Canal+ renforce ses liens avec le cinéma français et européen

Canal+ renforce ses liens avec le cinéma français et européen

Deux mois après la tribune contre son actionnaire de référence, Vincent Bolloré, Canal+ décide de passer l’éponge. Le groupe audiovisuel et les organisations du cinéma français ont conclu un nouvel accord, impliquant un investissement de près d’un milliard d’euros dans le cinéma français entre 2028 et 2032. Ce financement permettra de proposer aux abonnés les plus grands films français, européens et internationaux dès six mois après leur sortie en salles.

Canal+ réaffirme son rôle de premier partenaire financier du cinéma français. Son président du directoire, Maxime Saada, a annoncé lundi 27 juillet, sur le réseau social X, que le groupe investira près d’un milliard d’euros (980 millions d’euros) entre 2028 et 2032 dans le cinéma français et européen. C’est « un nouvel accord historique entre Canal+ et les organisations du cinéma français », s’est félicité le dirigeant. Parmi ces organisations figurent le BLIC (Bureau de liaison des industries cinématographiques) et l’ARP (Société civile des auteurs, réalisateurs et producteurs).

Canal+ va financer les films émergents et les films de la diversité

L’accord permettra à Canal+ de continuer à proposer à ses abonnés les plus grands films français, européens et internationaux dès six mois après leur sortie en salles. Maxime Saada précise qu’il renforcera le soutien du groupe aux nouveaux auteurs et aux nouvelles écritures, aux premiers films et aux talents émergents, aux films de la diversité, aux films d’animation, aux films dits « du milieu », essentiels au renouvellement du cinéma français et à son équilibre économique, ainsi qu’aux œuvres les plus ambitieuses destinées à un large public. Le cinéma français « mérite d’être soutenu, financé et accompagné » et « c’est ce que nous faisons depuis plus de 40 ans », assure le patron de Canal+.

Les organisations signataires contentent d’ouvrir un nouveau cycle de coopération

De leurs côtés, les organisations signataires saluent l’esprit de responsabilité et de dialogue qui a présidé aux négociations et se réjouissent d’ouvrir un nouveau cycle de coopération au service de la création cinématographique. Elles appellent à poursuivre les travaux engagés avec l’ensemble des acteurs afin de préserver une chronologie des médias ambitieuse, indispensable au financement de la création et à la pérennité du 7e art français. Cette déclaration sonne comme l’acte de réconciliation entre les professionnels du cinéma et Canal+, deux mois après la tribune anti Vincent Bolloré, actionnaire principal du groupe de médias.

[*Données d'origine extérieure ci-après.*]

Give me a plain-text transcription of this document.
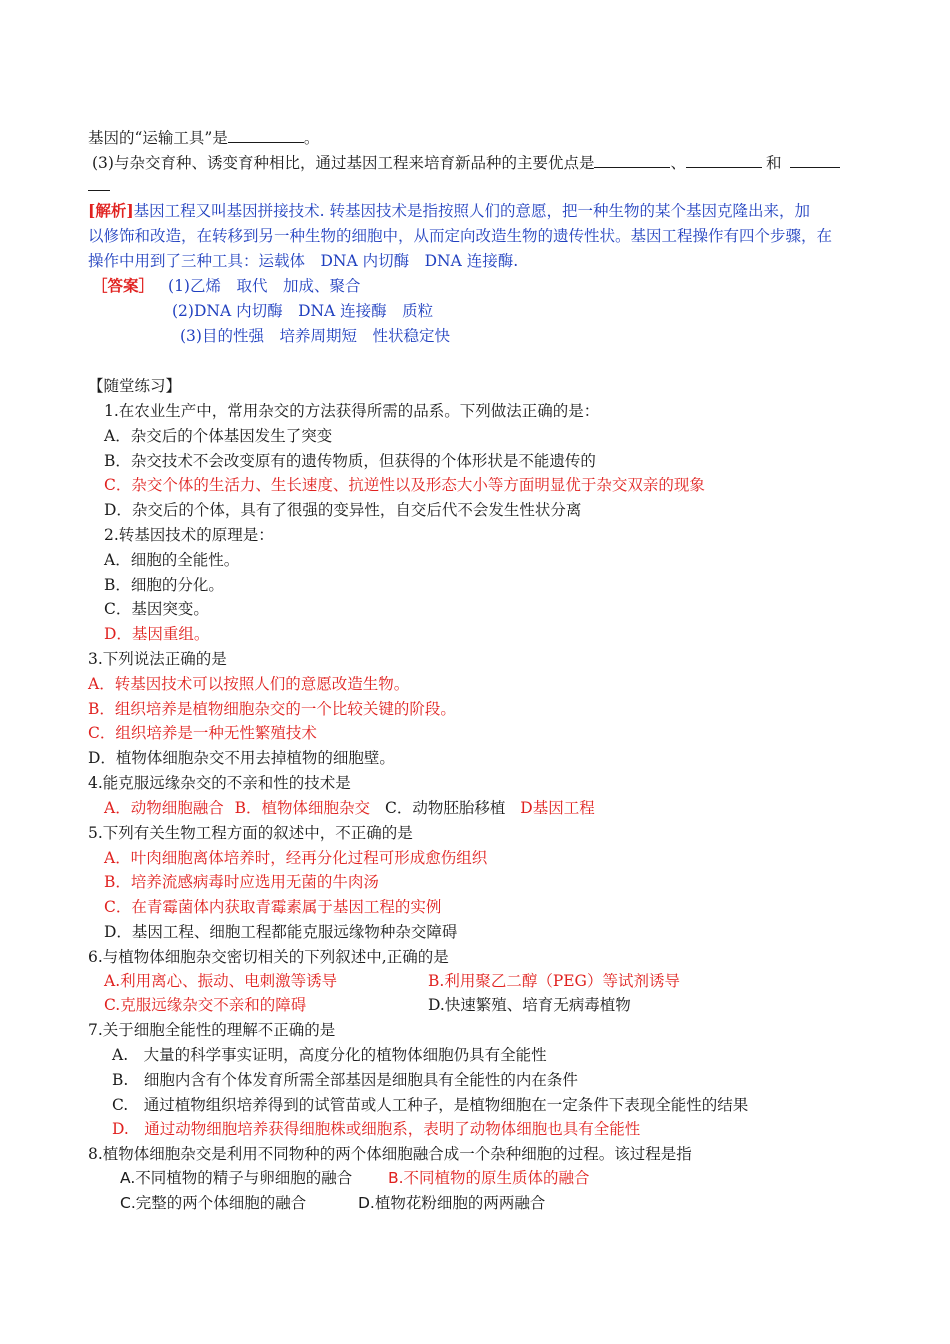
基因的“运输工具”是	。
(3)与杂交育种、诱变育种相比，通过基因工程来培育新品种的主要优点是	、	和
[解析]基因工程又叫基因拼接技术. 转基因技术是指按照人们的意愿，把一种生物的某个基因克隆出来，加
以修饰和改造，在转移到另一种生物的细胞中，从而定向改造生物的遗传性状。基因工程操作有四个步骤，在
操作中用到了三种工具：运载体　DNA 内切酶　DNA 连接酶.
［答案］ (1)乙烯　取代　加成、聚合
(2)DNA 内切酶　DNA 连接酶　质粒
(3)目的性强　培养周期短　性状稳定快
【随堂练习】
1.在农业生产中，常用杂交的方法获得所需的品系。下列做法正确的是：
A．杂交后的个体基因发生了突变
B．杂交技术不会改变原有的遗传物质，但获得的个体形状是不能遗传的
C．杂交个体的生活力、生长速度、抗逆性以及形态大小等方面明显优于杂交双亲的现象
D．杂交后的个体，具有了很强的变异性，自交后代不会发生性状分离
2.转基因技术的原理是：
A．细胞的全能性。
B．细胞的分化。
C．基因突变。
D．基因重组。
3.下列说法正确的是
A．转基因技术可以按照人们的意愿改造生物。
B．组织培养是植物细胞杂交的一个比较关键的阶段。
C．组织培养是一种无性繁殖技术
D．植物体细胞杂交不用去掉植物的细胞壁。
4.能克服远缘杂交的不亲和性的技术是
A．动物细胞融合 B．植物体细胞杂交 C．动物胚胎移植 D基因工程
5.下列有关生物工程方面的叙述中，不正确的是
A．叶肉细胞离体培养时，经再分化过程可形成愈伤组织
B．培养流感病毒时应选用无菌的牛肉汤
C．在青霉菌体内获取青霉素属于基因工程的实例
D．基因工程、细胞工程都能克服远缘物种杂交障碍
6.与植物体细胞杂交密切相关的下列叙述中,正确的是
A.利用离心、振动、电刺激等诱导	B.利用聚乙二醇（PEG）等试剂诱导
C.克服远缘杂交不亲和的障碍	D.快速繁殖、培育无病毒植物
7.关于细胞全能性的理解不正确的是
A.　大量的科学事实证明，高度分化的植物体细胞仍具有全能性
B.　细胞内含有个体发育所需全部基因是细胞具有全能性的内在条件
C.　通过植物组织培养得到的试管苗或人工种子，是植物细胞在一定条件下表现全能性的结果
D.　通过动物细胞培养获得细胞株或细胞系，表明了动物体细胞也具有全能性
8.植物体细胞杂交是利用不同物种的两个体细胞融合成一个杂种细胞的过程。该过程是指
A.不同植物的精子与卵细胞的融合 B.不同植物的原生质体的融合
C.完整的两个体细胞的融合	D.植物花粉细胞的两两融合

Maxime Saada n’a pas apprécié la tribune anti Vincent Bolloré

Maxime Saada avait annoncé, le 16 mai dernier, qu’il ne souhaitait plus que son groupe, premier financeur du cinéma français, continue de travailler avec les professionnels du secteur qui ont signé une pétition contre son actionnaire de référence. Dans une tribune parue sur le site de Libération, au moment du Festival de Cannes, environ 600 professionnels du cinéma s’alarmaient de voir le milliardaire d’extrême droite acquérir 100% des parts du réseau de salles UGC d’ici à 2028.

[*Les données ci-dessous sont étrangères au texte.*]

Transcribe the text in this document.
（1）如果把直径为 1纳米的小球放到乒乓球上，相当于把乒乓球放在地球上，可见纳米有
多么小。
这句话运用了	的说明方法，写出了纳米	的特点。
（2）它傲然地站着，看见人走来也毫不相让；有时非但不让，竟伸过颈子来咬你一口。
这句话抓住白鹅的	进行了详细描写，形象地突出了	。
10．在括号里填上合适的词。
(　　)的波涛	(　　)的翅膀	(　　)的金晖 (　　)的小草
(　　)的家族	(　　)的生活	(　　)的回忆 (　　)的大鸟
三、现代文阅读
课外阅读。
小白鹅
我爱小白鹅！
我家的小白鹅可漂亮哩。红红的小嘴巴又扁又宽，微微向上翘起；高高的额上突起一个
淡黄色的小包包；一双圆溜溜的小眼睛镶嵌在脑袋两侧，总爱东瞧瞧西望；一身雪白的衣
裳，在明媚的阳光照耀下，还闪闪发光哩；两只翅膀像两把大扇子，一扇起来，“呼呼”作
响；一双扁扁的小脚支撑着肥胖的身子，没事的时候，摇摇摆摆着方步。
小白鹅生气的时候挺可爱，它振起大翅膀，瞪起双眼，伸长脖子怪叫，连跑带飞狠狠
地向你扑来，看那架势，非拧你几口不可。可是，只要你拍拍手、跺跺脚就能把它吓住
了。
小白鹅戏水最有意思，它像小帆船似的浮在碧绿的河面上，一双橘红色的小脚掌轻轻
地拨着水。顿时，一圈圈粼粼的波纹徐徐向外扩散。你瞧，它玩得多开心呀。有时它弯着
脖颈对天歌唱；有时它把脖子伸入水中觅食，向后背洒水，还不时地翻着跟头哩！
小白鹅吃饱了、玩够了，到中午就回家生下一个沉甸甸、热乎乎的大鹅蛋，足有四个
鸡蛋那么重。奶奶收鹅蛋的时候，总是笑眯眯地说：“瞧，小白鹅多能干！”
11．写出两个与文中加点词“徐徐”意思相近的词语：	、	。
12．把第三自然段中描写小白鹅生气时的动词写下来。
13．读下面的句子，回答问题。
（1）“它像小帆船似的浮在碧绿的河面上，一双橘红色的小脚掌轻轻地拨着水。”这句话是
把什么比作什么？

Les signataires craignent que Canal+ prenne un jour le contrôle de ce que le spectateur UGC pourra regarder en priorité. « J’ai vécu cette pétition comme une injustice vis-à-vis des équipes Canal qui s’attachent à défendre l’indépendance de Canal+, et dans toute la diversité de ses choix. », avait commenté Maxime Saada.

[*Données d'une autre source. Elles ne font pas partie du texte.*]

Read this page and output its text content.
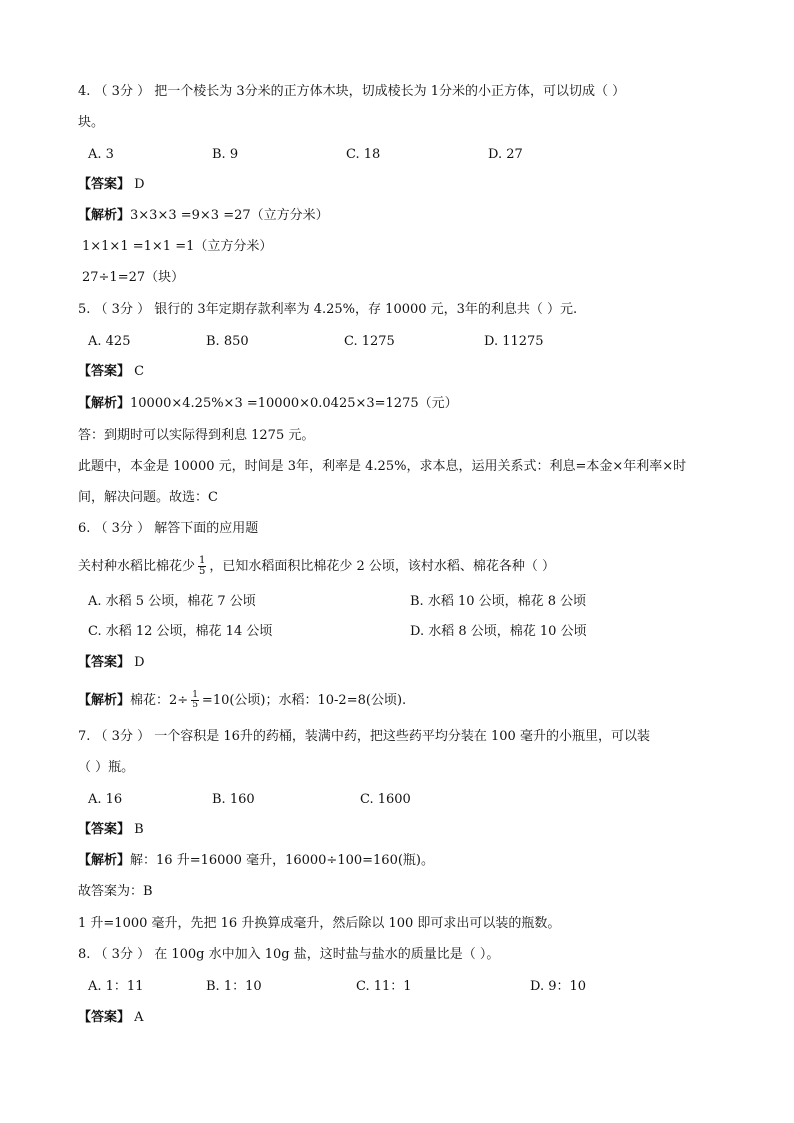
4. （ 3分 ） 把一个棱长为 3分米的正方体木块，切成棱长为 1分米的小正方体，可以切成（ ）
块。
A. 3	B. 9	C. 18	D. 27
【答案】 D
【解析】3×3×3 =9×3 =27（立方分米）
1×1×1 =1×1 =1（立方分米）
27÷1=27（块）
5. （ 3分 ） 银行的 3年定期存款利率为 4.25%，存 10000 元，3年的利息共（ ）元.
A. 425	B. 850	C. 1275	D. 11275
【答案】 C
【解析】10000×4.25%×3 =10000×0.0425×3=1275（元）
答：到期时可以实际得到利息 1275 元。
此题中，本金是 10000 元，时间是 3年，利率是 4.25%，求本息，运用关系式：利息=本金×年利率×时
间，解决问题。故选：C
6. （ 3分 ） 解答下面的应用题
关村种水稻比棉花少 $\frac{1}{5}$ ，已知水稻面积比棉花少 2 公顷，该村水稻、棉花各种（ ）
A. 水稻 5 公顷，棉花 7 公顷	B. 水稻 10 公顷，棉花 8 公顷
C. 水稻 12 公顷，棉花 14 公顷	D. 水稻 8 公顷，棉花 10 公顷
【答案】 D
【解析】棉花：$2\div \frac{1}{5} =10$(公顷)；水稻：10-2=8(公顷).
7. （ 3分 ） 一个容积是 16升的药桶，装满中药，把这些药平均分装在 100 毫升的小瓶里，可以装
（ ）瓶。
A. 16	B. 160	C. 1600
【答案】 B
【解析】解：16 升=16000 毫升，16000÷100=160(瓶)。
故答案为：B
1 升=1000 毫升，先把 16 升换算成毫升，然后除以 100 即可求出可以装的瓶数。
8. （ 3分 ） 在 100g 水中加入 10g 盐，这时盐与盐水的质量比是（ ）。
A. 1：11	B. 1：10	C. 11：1	D. 9：10
【答案】 A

Canal+ a investi 155 millions d’euros dans le cinéma français en 2025

Canal+ est un groupe de média et de divertissement mondial, leader en Europe et en Afrique, grâce à ses plus de 40 millions d’abonnés dans plus de 70 pays. Avec 155 millions d’euros injectés en 2025 dans la production de longs-métrages, la firme est le principal financeur du cinéma français. Elle représente à elle seule 40 % du financement total des diffuseurs, loin devant France Télévisions (18 %) et les plateformes de streaming comme Netflix, Disney+, HBO Max ou Paramount+, qui apportent seulement 5,8 % des investissements.